Удивительно спокойны эти мадьяры. Рядом — жестокий бой. В любую минуту он мог разгореться здесь. А бойцы невозмутимо раскуривали, весело болтали. Два мадьяра, сидя на бруствере, играли в карты. Немного поодаль целой компанией читали книжку.
— Когда пустишь нас в дело, товарищ Антипов? Ребята заскучали.
— Скоро, товарищ Иштван. За тем и приехал к тебе. Сейчас я беру один батальон Тиминского полка и увожу с собой под Сорокину. К утру постараюсь вернуться. Впереди вашей роты теперь не будет никого. На скорую помощь не рассчитывайте. Возможный вариант: белые идут в атаку на позицию батальона, который я увожу, и, не встретив сопротивления, выходят на вас. Ведь главная их цель — взятие партизанской столицы.
— Ясно, товарищ Антипов.
— Вам будет трудно.
— Понимаем. Враг не займет Сосновку, — с суровой простотой сказал Иштван, не вынимая трубки изо рта.
К полуночи Антипов с батальоном Тиминского полка подходил к Сорокиной. В бору еле слышно гудели верхушки сосен. Пешие бойцы растянулись по тяжелой ухабистой дороге. Они двигались бесшумно, как привидения.
На елани встретили коноводов партизанского эскадрона Кости Воронова. Они рассказали Антипову, что с вечера белые подожгли в селе одну избу и сами потушили пожар. Боятся, наверное, что под прикрытием дыма перейдут наши в наступление.
— Погрелись малость и хватит.
— Холодно сегодня. Мороз лютый, — заметил Антипов. — Дрожат беляки в шинелях.
Батальон сменил в окопах спешенную кавалерию. Костя Воронов с эскадроном должен был атаковать белых в конном строю.
— Не слишком ли рискованно атаковать в ночное время? — усомнился Рязанов, который не отлучался из Сосновского полка. Он сдал врагу Сорокину и затем много раз безуспешно пытался вернуть ее.
— Война — сплошной риск. Конечно, я отдаю себе отчет в том, на что мы идем. Считаю риск вполне разумным, — ответил Антипов, раздраженный вопросом комиссара. Нашел же Рязанов о чем говорить при бойцах!
Костя показал пальцем на черневшие у поскотины кусты, сказал со злостью, скрипнув зубами:
— Вот что держит нас.
— Что там? — вглядывался в темень Антипов.

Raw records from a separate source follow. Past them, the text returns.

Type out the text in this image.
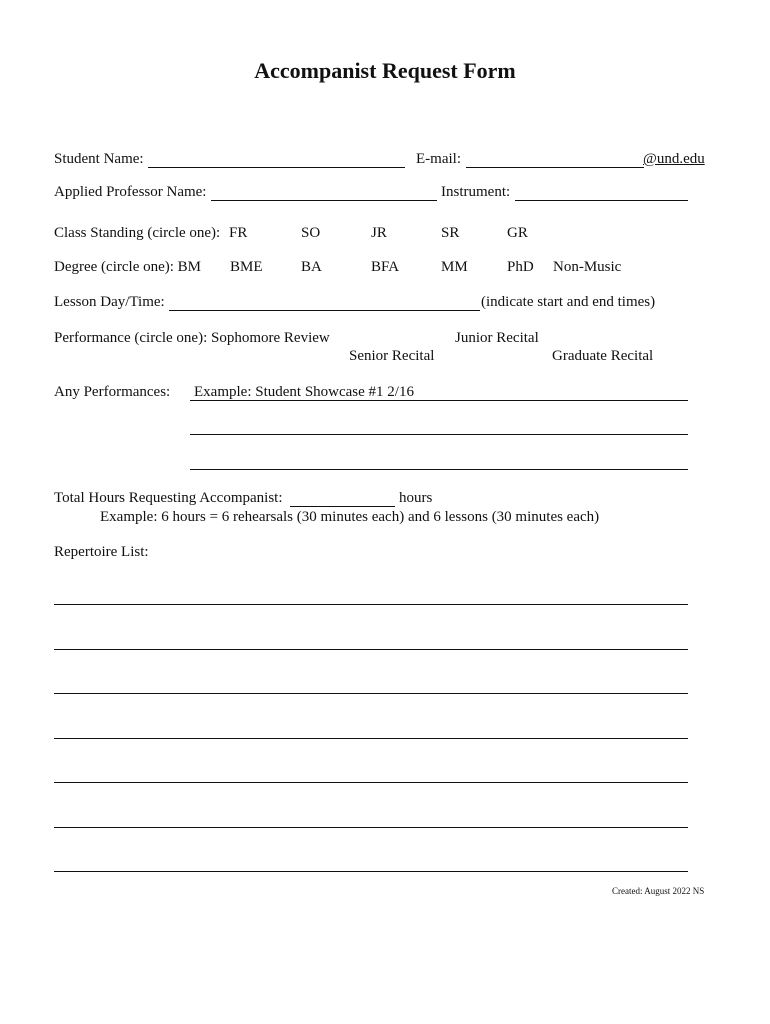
Accompanist Request Form
Student Name:	E-mail:	@und.edu
Applied Professor Name:	Instrument:
Class Standing (circle one): FR	SO	JR	SR	GR
Degree (circle one): BM BME	BA	BFA	MM	PhD Non-Music
Lesson Day/Time:	(indicate start and end times)
Performance (circle one): Sophomore Review	Junior Recital
Senior Recital	Graduate Recital
Any Performances: Example: Student Showcase #1 2/16
Total Hours Requesting Accompanist:	hours
Example: 6 hours = 6 rehearsals (30 minutes each) and 6 lessons (30 minutes each)
Repertoire List:
Created: August 2022 NS
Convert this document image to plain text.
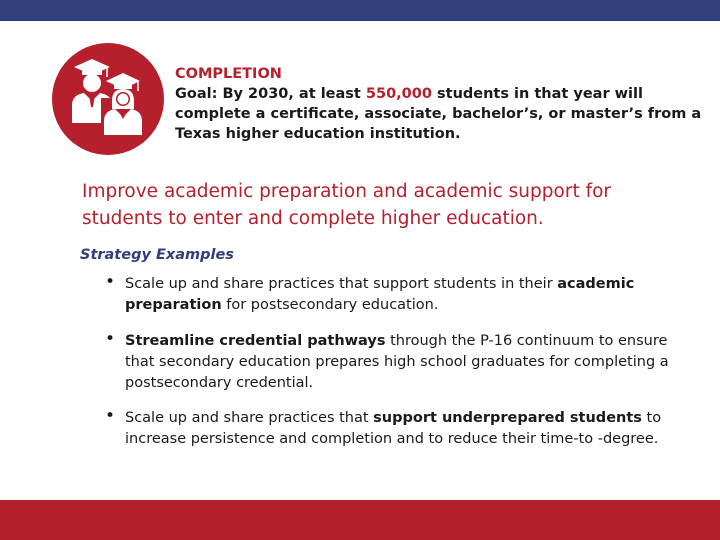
COMPLETION
Goal: By 2030, at least 550,000 students in that year will complete a certificate, associate, bachelor’s, or master’s from a Texas higher education institution.
Improve academic preparation and academic support for students to enter and complete higher education.
Strategy Examples
• Scale up and share practices that support students in their academic preparation for postsecondary education.
• Streamline credential pathways through the P-16 continuum to ensure that secondary education prepares high school graduates for completing a postsecondary credential.
• Scale up and share practices that support underprepared students to increase persistence and completion and to reduce their time-to -degree.
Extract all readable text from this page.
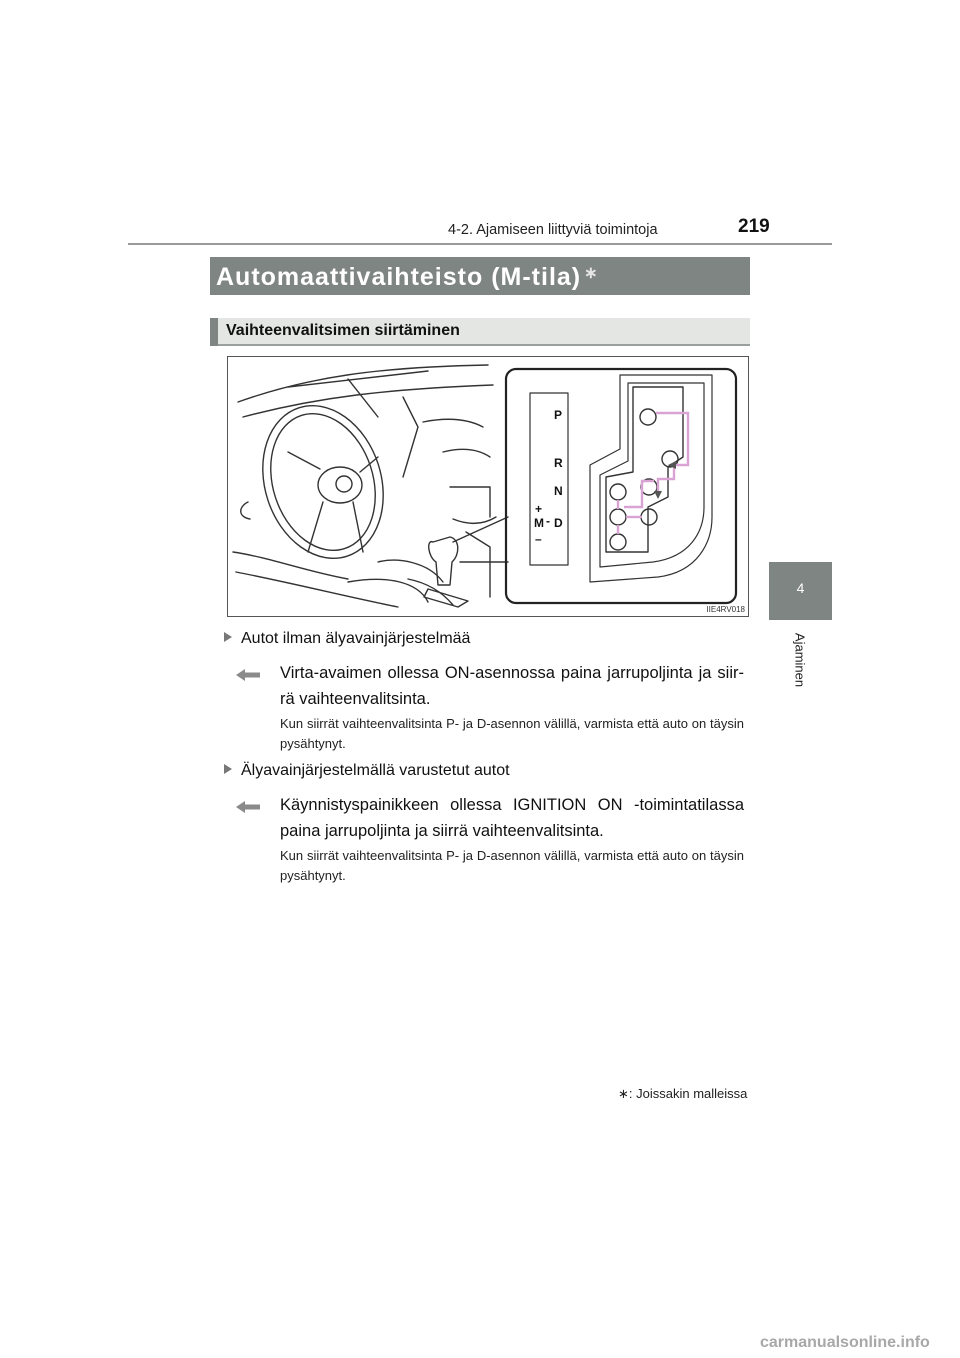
4-2. Ajamiseen liittyviä toimintoja	219
4
Ajaminen
Automaattivaihteisto (M-tila) ∗
Vaihteenvalitsimen siirtäminen
P
R
N
D
M
+
–
-
IIE4RV018
Autot ilman älyavainjärjestelmää
Virta-avaimen ollessa ON-asennossa paina jarrupoljinta ja siir-rä vaihteenvalitsinta.
Kun siirrät vaihteenvalitsinta P- ja D-asennon välillä, varmista että auto on täysin pysähtynyt.
Älyavainjärjestelmällä varustetut autot
Käynnistyspainikkeen ollessa IGNITION ON -toimintatilassa paina jarrupoljinta ja siirrä vaihteenvalitsinta.
Kun siirrät vaihteenvalitsinta P- ja D-asennon välillä, varmista että auto on täysin pysähtynyt.
∗: Joissakin malleissa
carmanualsonline.info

— Пулемет. Проморгали мы, когда белые выдвинули его туда. Ну, прямо дохнуть не дает, гад!
— Уничтожить.
— Пробовали. Две бомбы попусту истратили…. Вот если бы подобраться к пулемету поближе, — кипел Костя.
— В чем же дело?
— Не подпускают близко. На любой шорох стреляют.

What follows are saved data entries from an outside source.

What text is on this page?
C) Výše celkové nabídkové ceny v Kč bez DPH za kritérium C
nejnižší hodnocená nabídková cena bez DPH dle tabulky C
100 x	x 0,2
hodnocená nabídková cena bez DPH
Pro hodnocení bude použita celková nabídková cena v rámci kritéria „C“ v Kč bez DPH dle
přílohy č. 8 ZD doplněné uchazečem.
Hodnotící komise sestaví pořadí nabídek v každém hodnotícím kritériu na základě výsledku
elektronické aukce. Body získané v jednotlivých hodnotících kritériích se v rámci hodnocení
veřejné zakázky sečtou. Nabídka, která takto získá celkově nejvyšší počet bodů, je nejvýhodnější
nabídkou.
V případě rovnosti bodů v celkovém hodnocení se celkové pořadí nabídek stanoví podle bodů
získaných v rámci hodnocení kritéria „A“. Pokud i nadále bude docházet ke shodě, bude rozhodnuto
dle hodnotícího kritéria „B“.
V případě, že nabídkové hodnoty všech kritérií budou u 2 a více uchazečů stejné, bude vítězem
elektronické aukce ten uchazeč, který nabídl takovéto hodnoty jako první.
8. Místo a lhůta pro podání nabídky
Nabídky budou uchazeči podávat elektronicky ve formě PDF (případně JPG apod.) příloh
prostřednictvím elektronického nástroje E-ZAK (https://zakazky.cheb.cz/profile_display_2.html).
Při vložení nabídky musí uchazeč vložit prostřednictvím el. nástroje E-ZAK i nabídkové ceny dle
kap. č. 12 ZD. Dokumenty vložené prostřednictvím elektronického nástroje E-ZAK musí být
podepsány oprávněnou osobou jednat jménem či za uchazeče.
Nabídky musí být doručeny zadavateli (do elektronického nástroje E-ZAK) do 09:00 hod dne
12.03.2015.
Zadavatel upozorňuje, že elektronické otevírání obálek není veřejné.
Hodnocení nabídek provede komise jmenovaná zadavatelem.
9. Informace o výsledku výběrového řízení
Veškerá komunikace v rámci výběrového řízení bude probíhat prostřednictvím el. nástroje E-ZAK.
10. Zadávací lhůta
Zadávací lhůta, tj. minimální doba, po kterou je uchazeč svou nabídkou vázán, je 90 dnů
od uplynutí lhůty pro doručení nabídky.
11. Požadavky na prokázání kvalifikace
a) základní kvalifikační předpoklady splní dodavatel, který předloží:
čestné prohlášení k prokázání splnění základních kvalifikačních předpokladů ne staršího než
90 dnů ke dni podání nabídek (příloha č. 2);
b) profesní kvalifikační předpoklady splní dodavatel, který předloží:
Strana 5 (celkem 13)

— Командир Костя, дозволь Жюнуске на пулемет ходить, — послышался вкрадчивый голос киргиза. — Жюнуска мал-мало поговорит с белыми.

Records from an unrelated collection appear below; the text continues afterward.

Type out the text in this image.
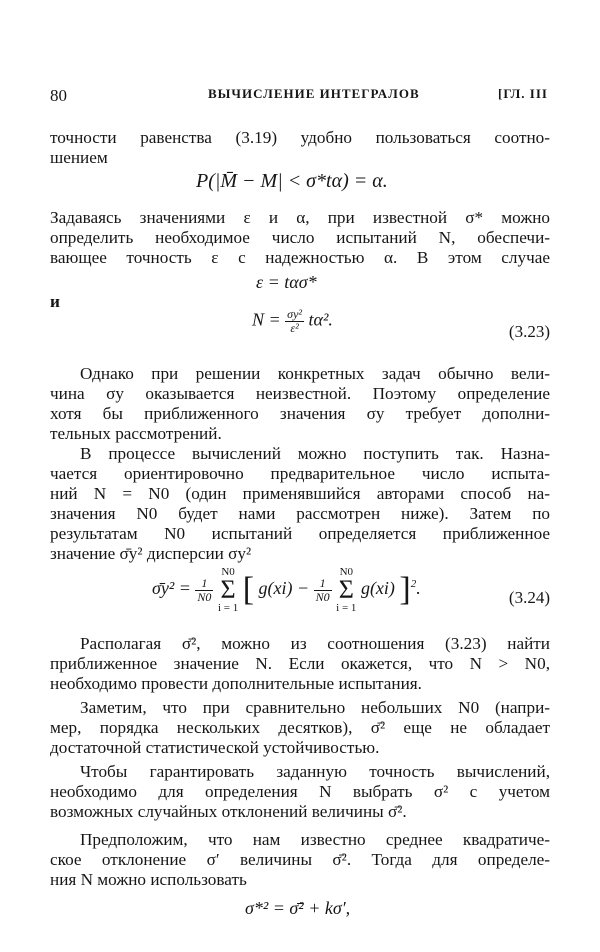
80	ВЫЧИСЛЕНИЕ ИНТЕГРАЛОВ	[ГЛ. III
точности равенства (3.19) удобно пользоваться соотно-
шением
P(|M̄ − M| < σ*tα) = α.
Задаваясь значениями ε и α, при известной σ* можно
определить необходимое число испытаний N, обеспечи-
вающее точность ε с надежностью α. В этом случае
ε = tασ*
и
$N = \frac{\text{σy²}}{\text{ε²}} t\alpha^2$.
(3.23)
Однако при решении конкретных задач обычно вели-
чина σy оказывается неизвестной. Поэтому определение
хотя бы приближенного значения σy требует дополни-
тельных рассмотрений.
В процессе вычислений можно поступить так. Назна-
чается ориентировочно предварительное число испыта-
ний N = N0 (один применявшийся авторами способ на-
значения N0 будет нами рассмотрен ниже). Затем по
результатам N0 испытаний определяется приближенное
значение σ̄y² дисперсии σy²
σ̄y² = $\frac{1}{N0}$

N0
Σ
i = 1 [ $g(xi) - \frac{1}{N0}$

N0
Σ
i = 1
g(xi) ]$^2$.	(3.24)
Располагая σ̄², можно из соотношения (3.23) найти
приближенное значение N. Если окажется, что N > N0,
необходимо провести дополнительные испытания.
Заметим, что при сравнительно небольших N0 (напри-
мер, порядка нескольких десятков), σ̄² еще не обладает
достаточной статистической устойчивостью.
Чтобы гарантировать заданную точность вычислений,
необходимо для определения N выбрать σ² с учетом
возможных случайных отклонений величины σ̄².
Предположим, что нам известно среднее квадратиче-
ское отклонение σ′ величины σ̄². Тогда для определе-
ния N можно использовать
σ*² = σ̄² + kσ′,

— Пустой разговор, — вздохнул Костя.
— Зачем так, командир Костя? Жюнуска будет тихо ходить, совсем тихо.
— Дай ему гранату, — вдруг обратился Антипов к Воронову.
— Зачем гранату? — удивился Жюнуска. — Граната шум будет. У Жюнуски пшак есть, ножик.
— Хорошо. Иди.
Киргиз сполз в окоп. Не спеша сбросил с себя полосатый чапан, малахай. Рывком вытащил из кармана и взял в зубы кривой нож. Опершись руками о бруствер, Жюнуска легко взметнулся над окопом и запетлял от сосны к сосне. То он извивался всем телом, то птицей пролетал по косогору.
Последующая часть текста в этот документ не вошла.